Denny's was one of the few choices available when developers looked for a national restaurant to lure to the plaza. At the time, residents complained that the nearest chain restaurant was a Sizzler, about four miles away in Compton.

The Denny's "N" the 'hood, as it was called, opened in 1992 shortly after the riots and was the first full-service, family-style restaurant to open in the community since the 1965 Watts riots. At the time, it was the only black-owned restaurant in the Spartanburg, S.C.-based chain of nearly 1,500 eateries.

"I see a hospital across the street with 2,000 employees, a shopping center with 400 employees and a community with no place to sit down and eat," said entrepreneur Donald J. Bohana, who borrowed $800,000 to build and open the restaurant.

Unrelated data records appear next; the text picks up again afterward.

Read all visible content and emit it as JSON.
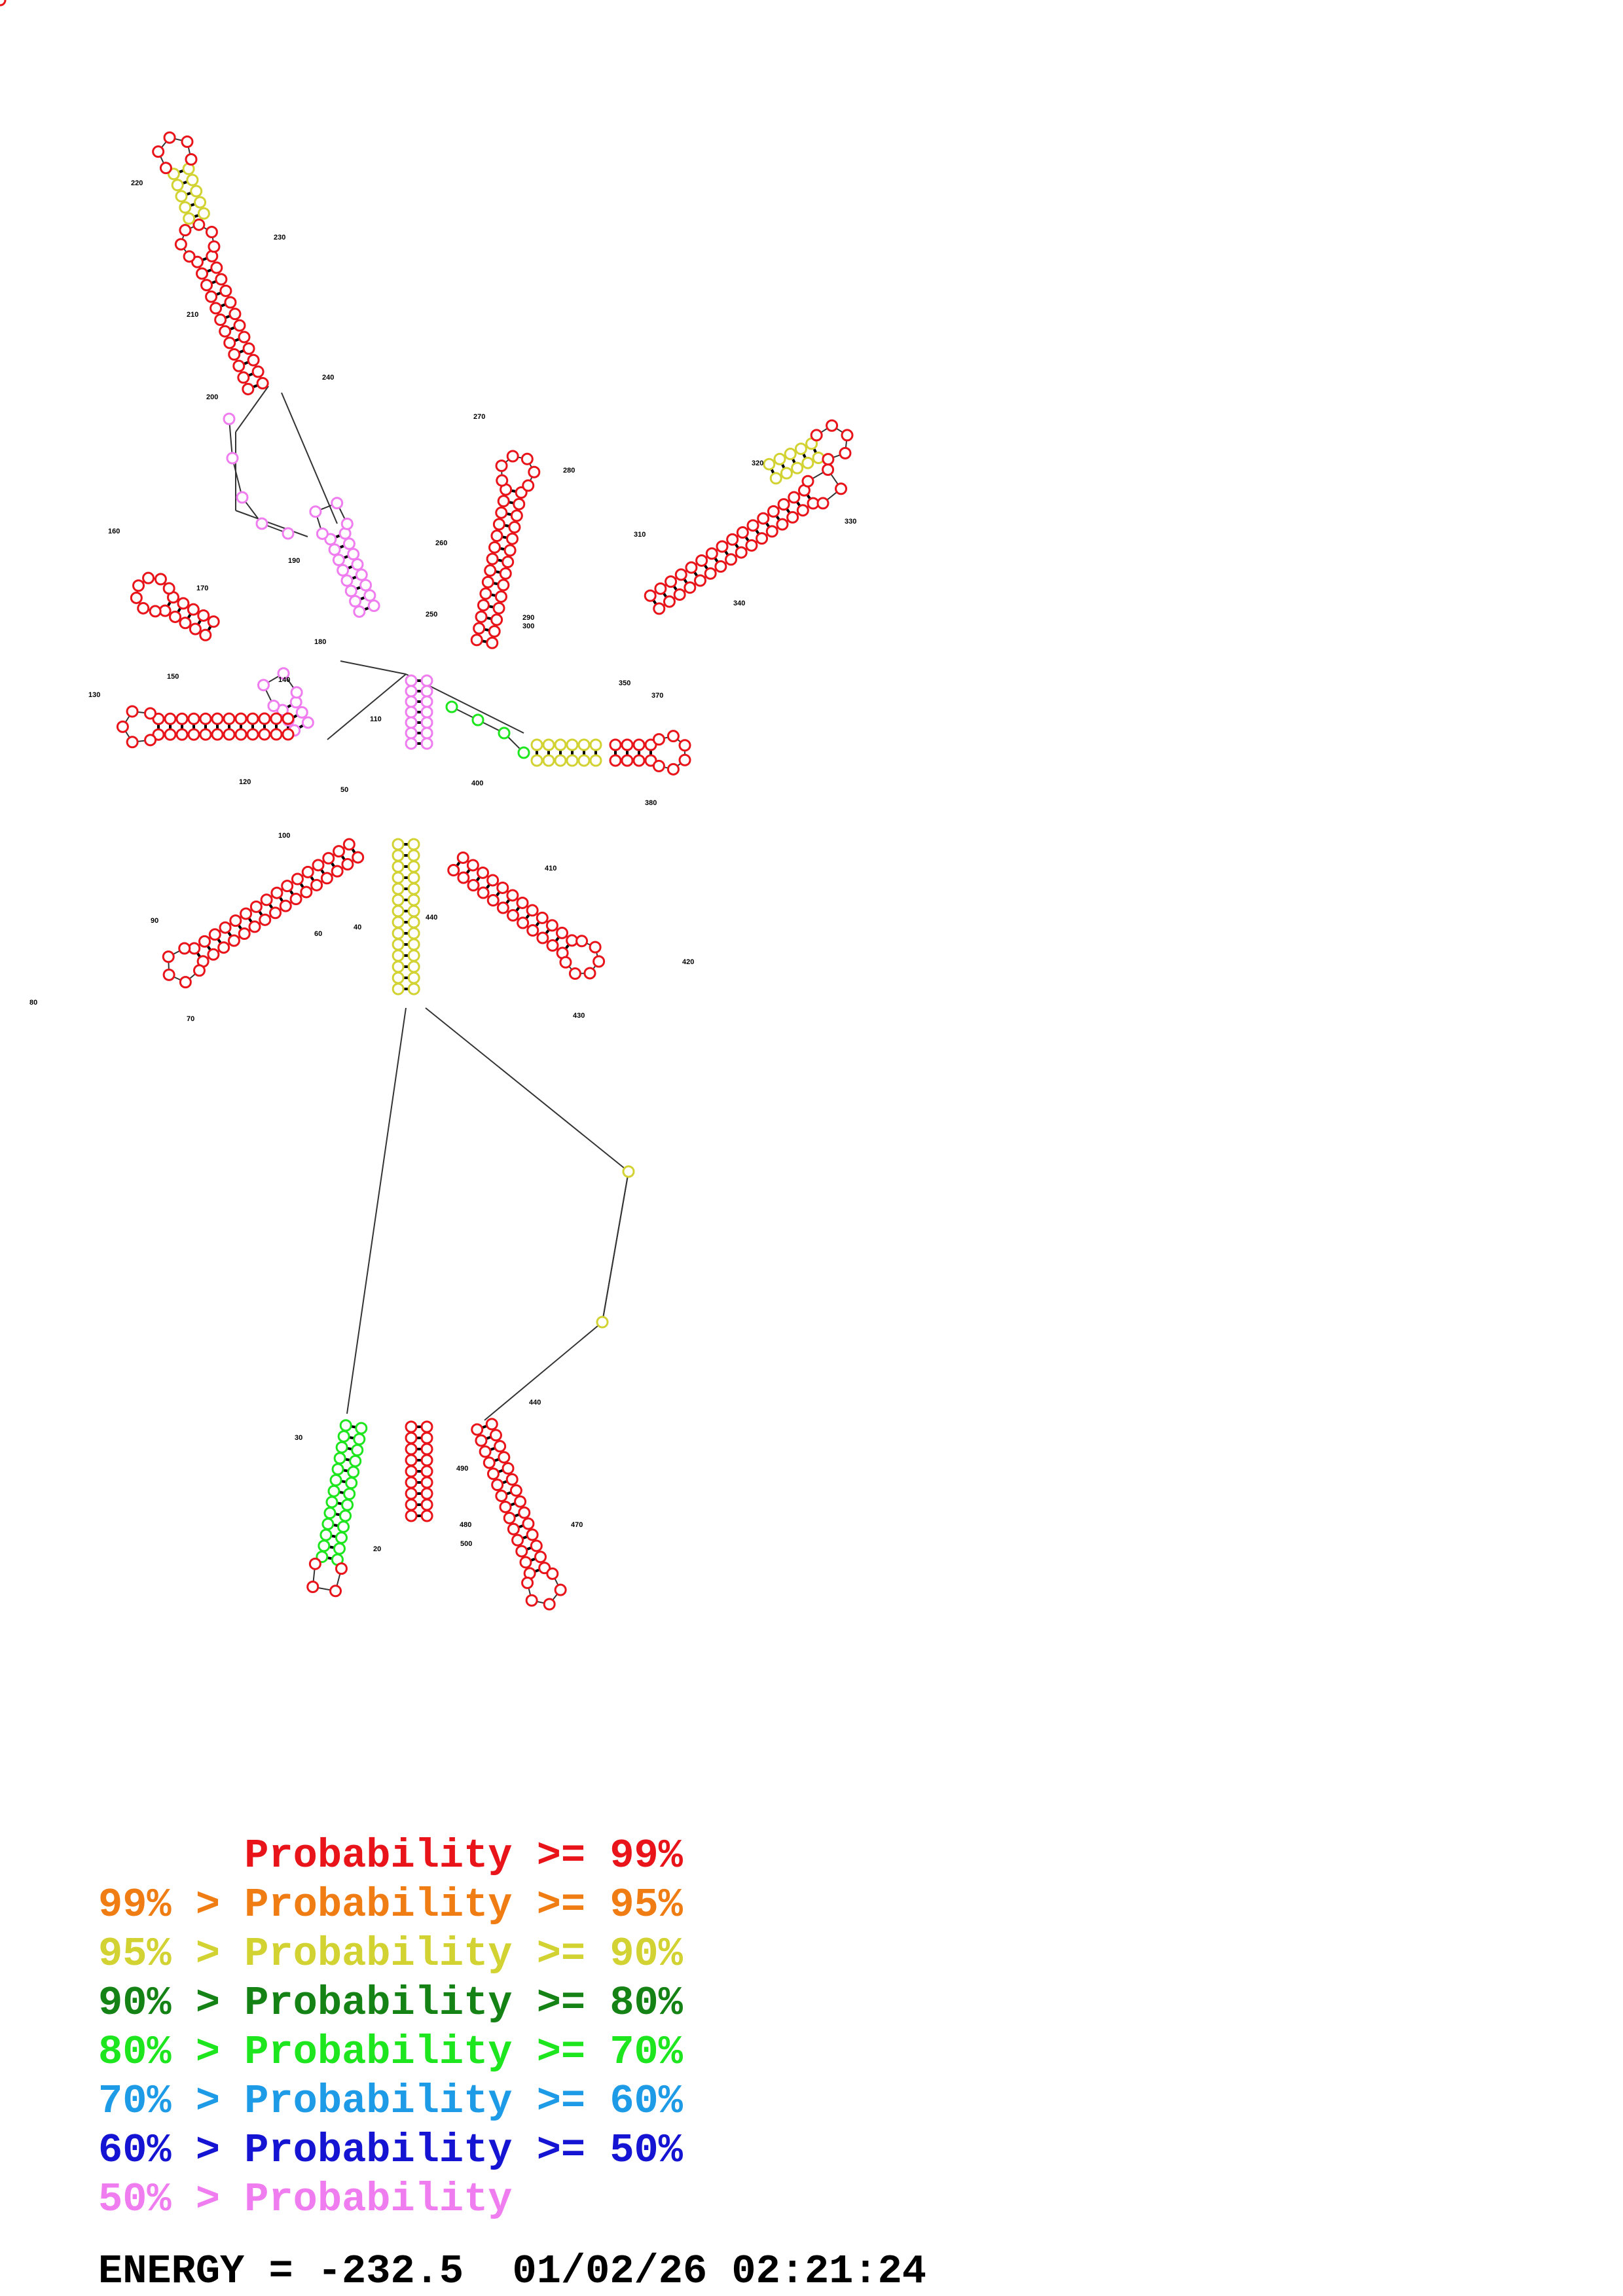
{
  "structure_labels": [
    "20",
    "30",
    "40",
    "50",
    "60",
    "70",
    "80",
    "90",
    "100",
    "110",
    "120",
    "130",
    "140",
    "150",
    "160",
    "170",
    "180",
    "190",
    "200",
    "210",
    "220",
    "230",
    "240",
    "250",
    "260",
    "270",
    "280",
    "290",
    "300",
    "310",
    "320",
    "330",
    "340",
    "350",
    "370",
    "380",
    "400",
    "410",
    "420",
    "430",
    "440",
    "440",
    "470",
    "480",
    "490",
    "500"
  ],
  "legend": [
    {
      "left": "",
      "right": "Probability >= 99%",
      "color": "#e8141a"
    },
    {
      "left": "99% > ",
      "right": "Probability >= 95%",
      "color": "#f07d14"
    },
    {
      "left": "95% > ",
      "right": "Probability >= 90%",
      "color": "#d2d232"
    },
    {
      "left": "90% > ",
      "right": "Probability >= 80%",
      "color": "#148214"
    },
    {
      "left": "80% > ",
      "right": "Probability >= 70%",
      "color": "#1ee61e"
    },
    {
      "left": "70% > ",
      "right": "Probability >= 60%",
      "color": "#1e9be6"
    },
    {
      "left": "60% > ",
      "right": "Probability >= 50%",
      "color": "#1414d2"
    },
    {
      "left": "50% > ",
      "right": "Probability",
      "color": "#f07df0"
    }
  ],
  "footer": {
    "energy_text": "ENERGY = -232.5  01/02/26 02:21:24",
    "color": "#000000"
  }
}
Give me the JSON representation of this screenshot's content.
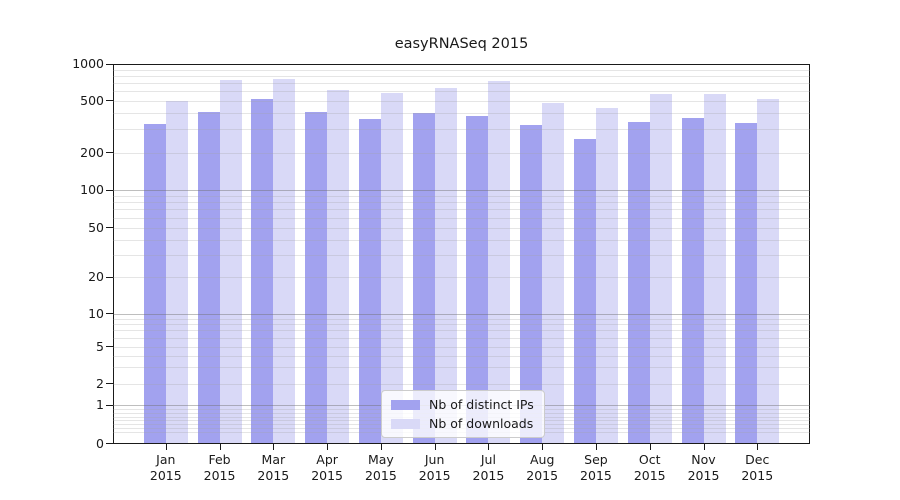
{
  "chart_data": {
    "type": "bar",
    "title": "easyRNASeq 2015",
    "categories": [
      "Jan",
      "Feb",
      "Mar",
      "Apr",
      "May",
      "Jun",
      "Jul",
      "Aug",
      "Sep",
      "Oct",
      "Nov",
      "Dec"
    ],
    "category_year": "2015",
    "series": [
      {
        "name": "Nb of distinct IPs",
        "color": "#a2a2ef",
        "values": [
          333,
          408,
          519,
          408,
          359,
          401,
          383,
          323,
          253,
          342,
          370,
          335
        ]
      },
      {
        "name": "Nb of downloads",
        "color": "#d9d9f7",
        "values": [
          498,
          737,
          755,
          616,
          576,
          636,
          724,
          475,
          435,
          569,
          569,
          519
        ]
      }
    ],
    "ylabel": "",
    "xlabel": "",
    "ylim": [
      0,
      1000
    ],
    "yticks": [
      1000,
      500,
      200,
      100,
      50,
      20,
      10,
      5,
      2,
      1,
      0
    ],
    "yscale": "log-like (compressed toward zero)",
    "grid": "horizontal log minor + major gridlines",
    "legend_position": "lower center"
  }
}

His Denny's would be different. Windows in the 150-seat restaurant were fortified with bullet-proof glass. And the owner deviated from the regular menu, offering soul food dishes: collard greens, chitterlings, oxtails and sweet potato pie.

Business was booming.

Then came the bust. Bohana was stripped of the franchise nearly two years after the opening for failing to make payments on his loan from Los Angeles County. (In 1998, Bohana was convicted of second-degree murder in the drowning of the ex-wife of Jackson 5 member Tito Jackson. He was sentenced to 15 years in prison.)

By 2003, Kim had purchased the restaurant, and sales continued to increase until the Denny's started to encounter a series of difficulties -- a supermarket strike, an MTA strike and the shrinking of the hospital.

Kim says he has had few problems running the restaurant. He's had to clean up graffiti, and he had to pay $6,000 to replace scratched bulletproof windows. And he's learned to not make an issue with those who visit the restaurant only to use the restroom, not to eat.

"That's a problem," he said. "But it really isn't. I have to serve the community."

Kim, a pharmacist by training, attended UC Berkeley when he moved to California from Seoul in the 1960s. But because of a shortage of funds, the young father was forced to work in the restaurant business.